20. The learned Public Prosecutor has relied on Rule 14 of the Rules framed by the Government in exercise of the powers conferred by Section 210 of the Mysore Village Panchayats and Local Boards Act, 1959. This Rule 14 relied on by the learned Public Prosecutor says :-
"14. The Secretary shall perform all the administrative and other duties which may be entrusted to him by the Panchayat. He shall also perform such other duties as the State Government may direct him to perform in connection with the developmental functions of the Panchayats and Taluk Boards."
What this Rule says is that the Secretary shall perform all the administrative and other duties which may be entrusted to him by the Panchayat. But then the prosecution has not produced a scrap of paper to show that the duty of effecting mutation, if immovable properties were transferred, was entrusted to the Secretary. Nor any resolution passed by the Village Panchayat entrusting the duty of effecting mutations to the Secretary has been produced. No competent officer from the Revenue Department has been examined to establish that it was the function of the Secretary of the Village Panchayat to effect mutation. No doubt, the Deputy Commissioner has given permission for the accused being prosecuted. But that does not means that the accused was entrusted with the duty or function of effecting mutations.
21. The voluntary say of P.W. 4 R. R. Patil, Police Inspector, Lok Ayukta (I.O.) in his evidence that he has seen the Mutation Register and that the accused has made entries in all the mutations will not take the edge off the contention on behalf of the accused that it was not the official duty or function of the accused to effect mutation. In the same breath the I.O.P.W. 4 has admitted that he has not collected any records to show that the accused was to effect mutations and that it was to be approved by the Administrator."

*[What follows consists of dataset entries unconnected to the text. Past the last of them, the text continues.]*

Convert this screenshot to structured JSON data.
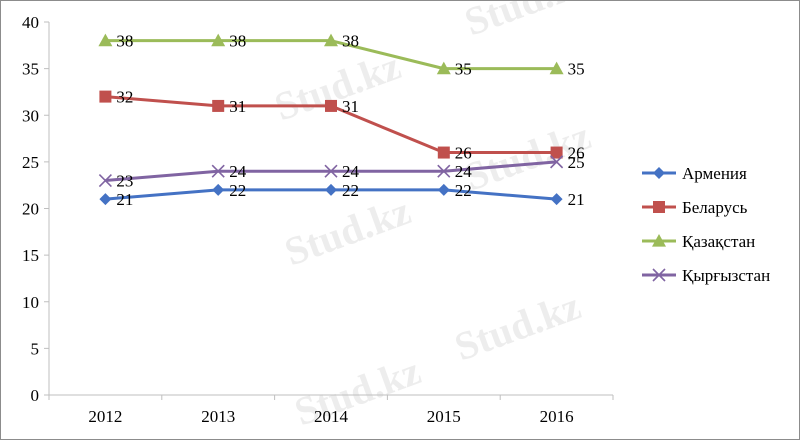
{
  "watermark": "Stud.kz",
  "colors": {
    "axis": "#bfbfbf",
    "background": "#ffffff"
  },
  "chart_data": {
    "type": "line",
    "title": "",
    "xlabel": "",
    "ylabel": "",
    "categories": [
      "2012",
      "2013",
      "2014",
      "2015",
      "2016"
    ],
    "ylim": [
      0,
      40
    ],
    "yticks": [
      0,
      5,
      10,
      15,
      20,
      25,
      30,
      35,
      40
    ],
    "grid": false,
    "legend_position": "right",
    "series": [
      {
        "name": "Армения",
        "values": [
          21,
          22,
          22,
          22,
          21
        ],
        "color": "#4472c4",
        "marker": "diamond"
      },
      {
        "name": "Беларусь",
        "values": [
          32,
          31,
          31,
          26,
          26
        ],
        "color": "#c0504d",
        "marker": "square"
      },
      {
        "name": "Қазақстан",
        "values": [
          38,
          38,
          38,
          35,
          35
        ],
        "color": "#9bbb59",
        "marker": "triangle"
      },
      {
        "name": "Қырғызстан",
        "values": [
          23,
          24,
          24,
          24,
          25
        ],
        "color": "#8064a2",
        "marker": "x"
      }
    ]
  }
}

19. Before going to the decision of Patil J., in E. Hampanna v. The State of Karnataka, referred to supra we must say the conclusion of the learned Judge in para 22 of his order that although the money had been received by the accused from P.W. 1, Siddanna as an incentive or reward for doing an official act which he was empowered to do but the prosecution failed to prove that the accused was empowered to do the official act i.e., of effecting mutations in respect of properties transferred the observation to this effect we feel in the result of misreading of positive evidence touching the duties and functions of Secretary of Panchayat and also of arbitrary rejection of the voluntary statement of the Investigating Officer in that behalf on the ground that no competent officers were examined to prove the Secretary's function of effecting mutation. We think these observations are unwarranted. If the accused did not have the power or jurisdiction to transfer the Katha but he had still persuaded P.W. 1 to part with some money for that purpose, anybody would have thought that the conduct of the accused was totally fraudulent replete with the intention of duping somebody deliberately. In such a case the position of the accused would be wholly indefensible and that circumstance could not have been made a plus point to free him from obvious conviction as has happened in this case. We are satisfied that the learned Judge utterly misconceived the position both in law and on facts in recording an acquittal while on his own showing a conviction was called for. It seems to us any negation of this position would be an act of total judicial bankruptcy in the serious task of judging persons charged with the commission of grave offences. The view point of the learned Special Judge that a conviction was for some reason not merited despite a finding to the contrary by him, indicates a tendency to run away from responsibility and we would say of a duty that rested on him in dealing with white collar culprits. We do hope that he learned Judge will not be guilty of such remissness again.